本文选题：主题型网页 + DOM树　；参考：《西南大学》2017年硕士论文

【摘要】：随着Internet的高速发展,Web上承载的网页数据也与日俱增。一个普通网页上包含的数据一般可以分成两部分:内容块和噪声块,其中噪声块主要包括网页顶部或侧边的导航栏、四周的广告条和底部的版权信息等。噪音数据几乎占据网页的一半比例,并且这个比例还在持续增长。网页噪音数据的持续增长不仅使用户更难获取与主题相关的信息,而且加大用户搜索有用信息的效率,因此如何快速去除网页上与主题信息无关的噪音信息显得尤为重要。网页去噪的方法一般分为基于网页模板的去噪方法、基于网页视觉信息的去噪方法和基于DOM树的去噪方法。本文主要基于DOM树结构对主题型网页进行去噪处理。在以往的基于DOM树的网页去噪研究中,研究者大多根据设定的规则首先将DOM树节点划分不同类型,然后根据节点类型判断哪些是噪音节点。
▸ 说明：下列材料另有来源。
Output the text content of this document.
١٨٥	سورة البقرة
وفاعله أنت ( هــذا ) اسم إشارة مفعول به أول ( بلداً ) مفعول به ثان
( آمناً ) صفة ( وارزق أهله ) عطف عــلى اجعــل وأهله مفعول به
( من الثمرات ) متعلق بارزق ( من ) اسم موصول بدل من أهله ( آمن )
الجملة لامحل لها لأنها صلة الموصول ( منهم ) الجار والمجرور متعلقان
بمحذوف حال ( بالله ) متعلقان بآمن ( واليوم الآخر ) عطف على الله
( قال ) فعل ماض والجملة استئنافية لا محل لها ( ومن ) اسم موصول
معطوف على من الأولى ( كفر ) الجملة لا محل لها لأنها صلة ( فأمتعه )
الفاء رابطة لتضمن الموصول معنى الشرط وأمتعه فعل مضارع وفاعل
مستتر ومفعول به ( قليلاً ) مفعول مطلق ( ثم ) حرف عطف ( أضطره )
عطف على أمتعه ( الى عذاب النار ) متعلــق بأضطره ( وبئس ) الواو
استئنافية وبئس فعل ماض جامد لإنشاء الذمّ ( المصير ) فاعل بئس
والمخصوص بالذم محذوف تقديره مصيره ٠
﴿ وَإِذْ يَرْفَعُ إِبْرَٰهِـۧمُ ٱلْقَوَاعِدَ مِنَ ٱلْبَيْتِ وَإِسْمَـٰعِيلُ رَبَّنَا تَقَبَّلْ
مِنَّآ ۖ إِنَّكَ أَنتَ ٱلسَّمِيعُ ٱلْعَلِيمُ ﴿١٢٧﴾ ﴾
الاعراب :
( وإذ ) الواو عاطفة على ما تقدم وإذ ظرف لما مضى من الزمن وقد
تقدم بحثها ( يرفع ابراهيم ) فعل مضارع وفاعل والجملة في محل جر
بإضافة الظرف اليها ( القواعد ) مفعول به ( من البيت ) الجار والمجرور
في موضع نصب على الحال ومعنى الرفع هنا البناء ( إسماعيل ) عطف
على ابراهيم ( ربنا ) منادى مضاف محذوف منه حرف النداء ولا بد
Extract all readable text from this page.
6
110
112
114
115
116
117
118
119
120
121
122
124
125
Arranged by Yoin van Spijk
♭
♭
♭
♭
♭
但根据某单一因素便过早将节点划分不同类型,可能会造成节点类型误判,从而影响后续的去噪效果。另外本文通过分析国内几大门户网站的二级详情页,发现主题型的网页具有主题突出、文字内容较多、图片和链接较少等特征。针对以往基于DOM树研究的不足和主题型网页的结构特点、文本特点、标签语义特点等,本文在传统DOM树基础上构建一种改进的DOM树模型,并基于此改进的DOM树模型给出了主题型网页的去噪方法,研究的主要内容如下:(1)将HTML标签依据与主题相关性和节点划分粒度分为主题块标签和非主题块标签。综合考虑主题型网页中标签与主题语义关联度、节点内链接特征值、节点内文本长度、节点内子节点纯文本节点数、节点内图片个数,在构建DOM树时依次给Node节点添加自定义属性tagDeg、linkVal、text Len、textNum、picNum。(2)提出了改进DOM树模型。首先把HTML文档解析成DOM树结构,然后遍历DOM树依次给DOM树中节点添加自定义属性,在对DOM内非主题块节点进行合并时,同时也对节点内新添加属性tagDeg和link Val的值进行累加计算,最后构建只包含主题块节点的改进的DOM树模型。(3)给出了基于改进DOM树模型的网页去噪方法。该方法主要包括网页预处理、构建改进DOM树模型和改进DOM树网页去噪。其中,改进DOM树网页去噪中通过分析对比节点内自定义属性值与设定的阈值,从而确定并删除噪音节点,达到网页去噪的目的。最后通过实验分析,表明该方法对主题型网页具有较好的去噪效果。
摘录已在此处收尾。